Fannie, Freddie may fade away, but will the 30-year mortgage?by Tim Manni
There was a really interesting article written by Binyamin Appelbaum in the New York Times yesterday titled “Without Loan Giants, 30-Year Mortgage May Fade Away.” There has certainly been a lot of chatter about the possible disappearance of the 30-year mortgage given the pending Fannie, Freddie reform. Appelbaum not only delved into why the long-term loan may disappear, but also the impact to our mortgage market.
What would a non-GSE mortgage market be like?
For starters, explains Appelbaum:
Interest rates would rise for most borrowers, but urban and rural residents could see sharper increases than the coveted customers in the suburbs.
Lenders could charge fees for popular features now taken for granted, like the ability to “lock in” an interest rate weeks or months before taking out a loan.
Also, the idea that borrowers nationwide could apply for similar loans with similar costs and standards wouldn’t likely exist. The mortgage-lending landscape would be comprised of far more localized lending with varying terms and qualification standards.
What’s not to like about the 30-year mortgage?
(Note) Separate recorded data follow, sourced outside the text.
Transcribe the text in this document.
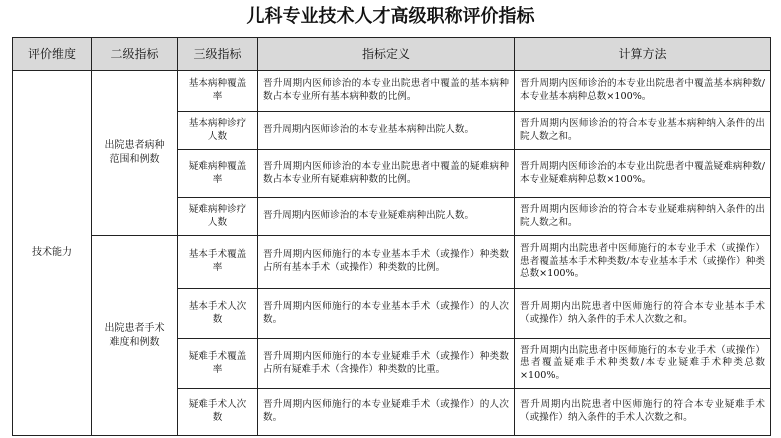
儿科专业技术人才高级职称评价指标
评价维度	二级指标	三级指标	指标定义	计算方法
技术能力	出院患者病种范围和例数	基本病种覆盖率	晋升周期内医师诊治的本专业出院患者中覆盖的基本病种数占本专业所有基本病种数的比例。	晋升周期内医师诊治的本专业出院患者中覆盖基本病种数/本专业基本病种总数×100%。
		基本病种诊疗人数	晋升周期内医师诊治的本专业基本病种出院人数。	晋升周期内医师诊治的符合本专业基本病种纳入条件的出院人数之和。
		疑难病种覆盖率	晋升周期内医师诊治的本专业出院患者中覆盖的疑难病种数占本专业所有疑难病种数的比例。	晋升周期内医师诊治的本专业出院患者中覆盖疑难病种数/本专业疑难病种总数×100%。
		疑难病种诊疗人数	晋升周期内医师诊治的本专业疑难病种出院人数。	晋升周期内医师诊治的符合本专业疑难病种纳入条件的出院人数之和。
	出院患者手术难度和例数	基本手术覆盖率	晋升周期内医师施行的本专业基本手术（或操作）种类数占所有基本手术（或操作）种类数的比例。	晋升周期内出院患者中医师施行的本专业手术（或操作）患者覆盖基本手术种类数/本专业基本手术（或操作）种类总数×100%。
		基本手术人次数	晋升周期内医师施行的本专业基本手术（或操作）的人次数。	晋升周期内出院患者中医师施行的符合本专业基本手术（或操作）纳入条件的手术人次数之和。
		疑难手术覆盖率	晋升周期内医师施行的本专业疑难手术（或操作）种类数占所有疑难手术（含操作）种类数的比重。	晋升周期内出院患者中医师施行的本专业手术（或操作）患者覆盖疑难手术种类数/本专业疑难手术种类总数×100%。
		疑难手术人次数	晋升周期内医师施行的本专业疑难手术（或操作）的人次数。	晋升周期内出院患者中医师施行的符合本专业疑难手术（或操作）纳入条件的手术人次数之和。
For starters, the loan term is too long. Consider this, would you want to lend money to someone with the agreement that they won’t have to pay you back in full for 30 years? If it wasn’t for entities like Fannie and Freddie who provided an implicit guarantee against loss, would lenders really be interested?
Another reason is the lack of prepayment penalties. The obvious draw of lending someone money over such a long period of time is that you’ll be collecting interest over the entire term of the loan. Presently, borrowers can prepay or repay these loans at anytime with little to no consequences. If the 30-year loan remains outside the present Fannie, Freddie arrangement, you can be sure that interest rates will spike as a result.
But will the 30-year mortgage ever really “fade away”?
I guess that all depend on Fannie and/or Freddie or some entity similar to it. If that piece of the puzzle isn’t there to buy these loans off the books of lenders so they can go out and lend more money elsewhere, if there isn’t some form of backstop against loss, then hey, yeah, maybe 30-year loans will fade away. But the thing is, Americans still love the affordability and, perhaps more importantly, the security that comes with a 30-year fixed mortgage.
All this makes me think that even if Fannie Mae and/or Freddie Mac are no longer around by name, there will still be some entity, whatever the name, to replace at least part of their function so that the 30-year loan remains the staple of American mortgage lending.